Em Sinais, M. Night Shyamalan vai até o desconhecido para nos maravilhar com um conto de fé. O uso de aliens e seus sinais em plantações são muito mais elementos de ilustração do desconhecido, do sobrenatural, do que uma relação direta e plausível com determinadas teorias que se pretendem científicas. É um filme que usa uma alegoria com seres extraterrestres para falar do mais instigante e desafiador conflito do próprio ser humano: a briga de um consigo mesmo acerca de suas crenças pessoais. Combinando suspense – que ele tão brilhantemente domina – com substâncias de drama,  o diretor nos abduz para um universo tenso que nos faz questionar a qual grupo pertencemos: céticos ou crentes? Os que se desesperam ou os que confiam?

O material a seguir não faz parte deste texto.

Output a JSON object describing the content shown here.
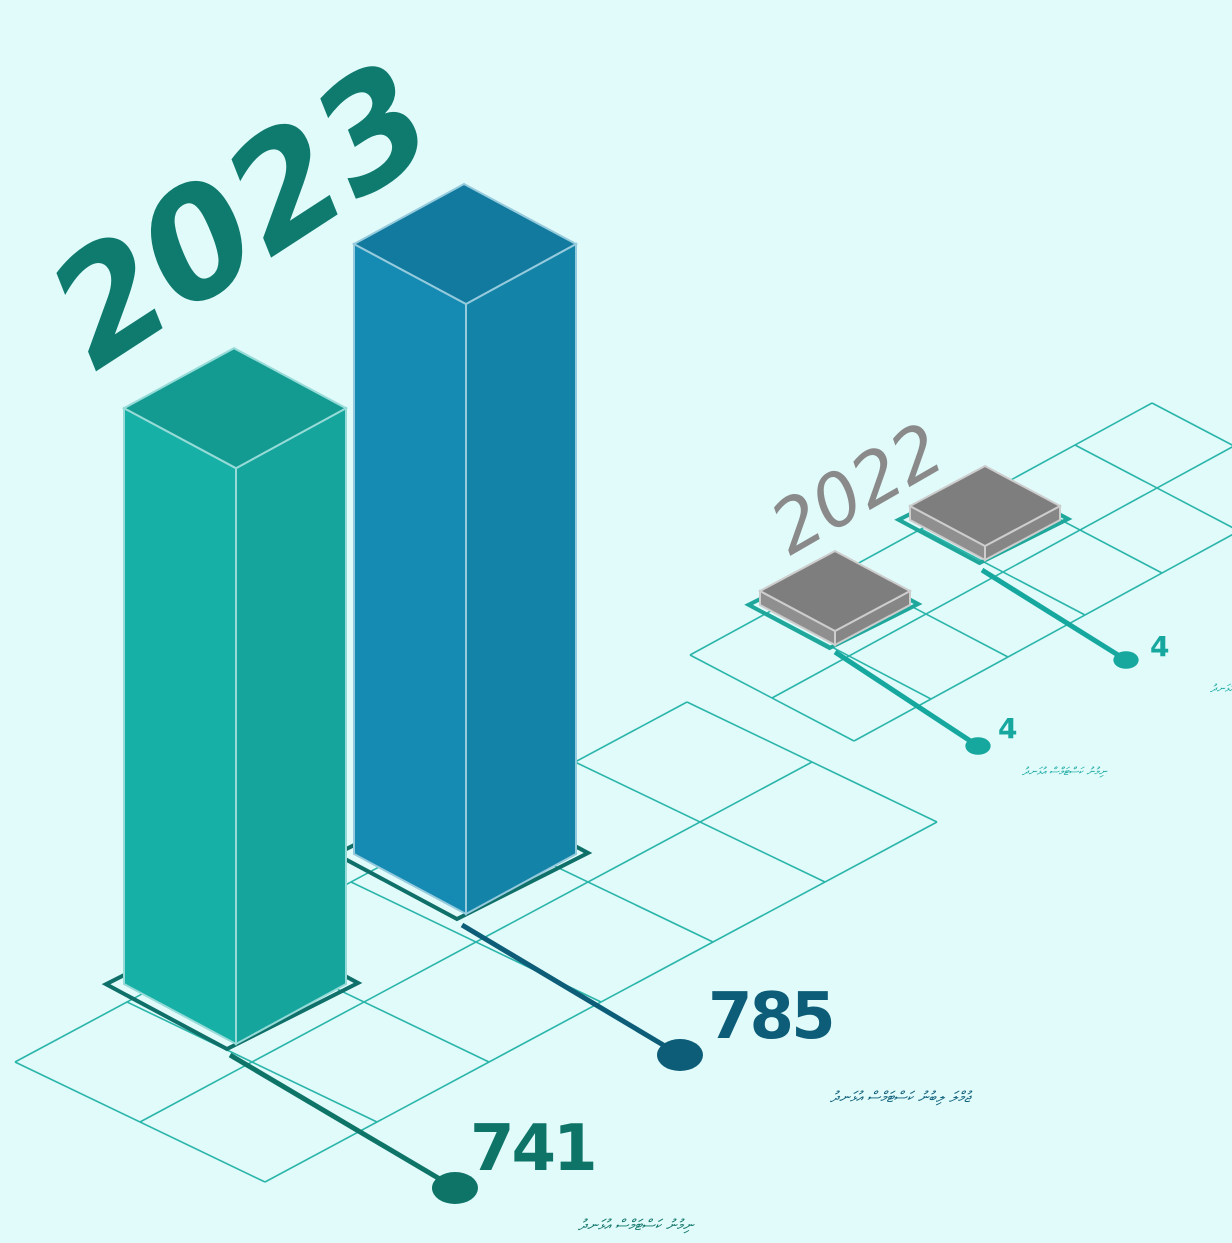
{
  "chart_data": [
    {
      "type": "bar",
      "title": "2023",
      "categories": [
        "ނިމުނު ކަސްޓަމްސް އުޅަނދު",
        "ޖުމްލަ ލިބުނު ކަސްޓަމްސް އުޅަނދު"
      ],
      "values": [
        741,
        785
      ],
      "value_labels": [
        "741",
        "785"
      ],
      "colors": [
        "#16b0a6",
        "#158bb3"
      ],
      "value_colors": [
        "#0e7468",
        "#0d5d78"
      ]
    },
    {
      "type": "bar",
      "title": "2022",
      "categories": [
        "ނިމުނު ކަސްޓަމްސް އުޅަނދު",
        "ޖުމްލަ ލިބުނު ކަސްޓަމްސް އުޅަނދު"
      ],
      "values": [
        4,
        4
      ],
      "value_labels": [
        "4",
        "4"
      ],
      "colors": [
        "#8f8f8f",
        "#8f8f8f"
      ],
      "value_colors": [
        "#16a89f",
        "#16a89f"
      ]
    }
  ],
  "colors": {
    "background": "#e0fbfa",
    "grid_line": "#2bb5aa",
    "year_2023": "#0f7a6e",
    "year_2022": "#8a8a8a"
  }
}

5º) Contatos Imediatos de Terceiro Grau (Close Encounters of the Third Kind), de 1977, dirigido por Steven Spielberg – Por Thotti Cardoso

Em minha relação de altos e baixos com Steven Spielberg, uma de suas poucas obras que se salvam é Contatos Imediatos de Terceiro Grau. Diametralmente oposto ao naif E.T. – O Extraterrestre, que também (não por minha causa) está nessa lista, Contatos Imediatos de Terceiro Grau emula o suspense e terror que seria testemunhar a chegada de seres de outro planeta à Terra. Permeado por obsessão, estranheza e terror, é um clássico incontestável que, dentre outros motivos, tem seu lugar no meu coração pela icônica presença de François Truffaut em seu elenco.